On Saturdays, I like to cook. The day stretches out leisurely before me, with hours to spend. I neaten a table, put away stranded items, put in another load of laundry, polish the door, put away socks, papers, and junk mail, and think of food.
Some weeks we go to the local Farmer's Market, with rows of stalls all selling something of specialty. Baked goods - bread, tarts, pies - and flowers, fused glass jewelry, beautifully polished bowls of locally salvaged wood, seeds and produce - fifteen small farmers organic or not, selling seasonal food bursting with the colors and health as the season intended. It's too late for tomatoes, but there's grain fed beef, braising greens, bok choy, and white turnips with greens intact.
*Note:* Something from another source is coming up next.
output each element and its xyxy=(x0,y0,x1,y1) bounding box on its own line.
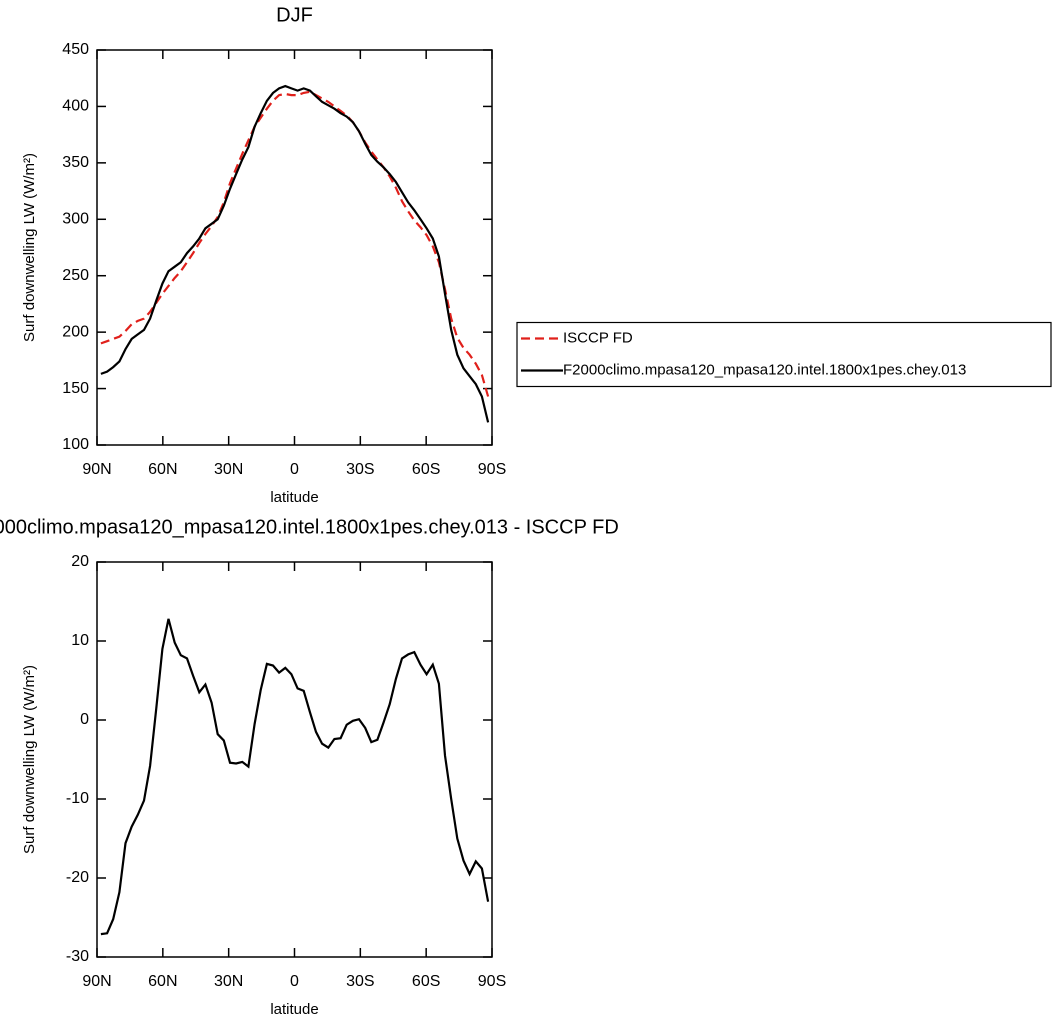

Turnips!
It's fall, and the root vegetables are calling me. I contemplate a hearty plate of roasted roots. Or perhaps sauteed? Or a stew? Perhaps roasted, and then stewed, then chunked into a mosaic. Yes.
I pick potatoes and carrots, of course, and then a bunch of turnips, of course, and a few parsnips because they are supposed to be yummy in this sort of combination of course. Onions and garlic and plenty of salt and pepper. Roasted with olive oil, then sauteed in butter, and melted into softness, mashed or spun into flecks, a whole family of flavors in every bite.
On a cold but sunny autumn day, this potage sticks to the ribs, mortar against the windy bite. It's fall. So let's fall to it.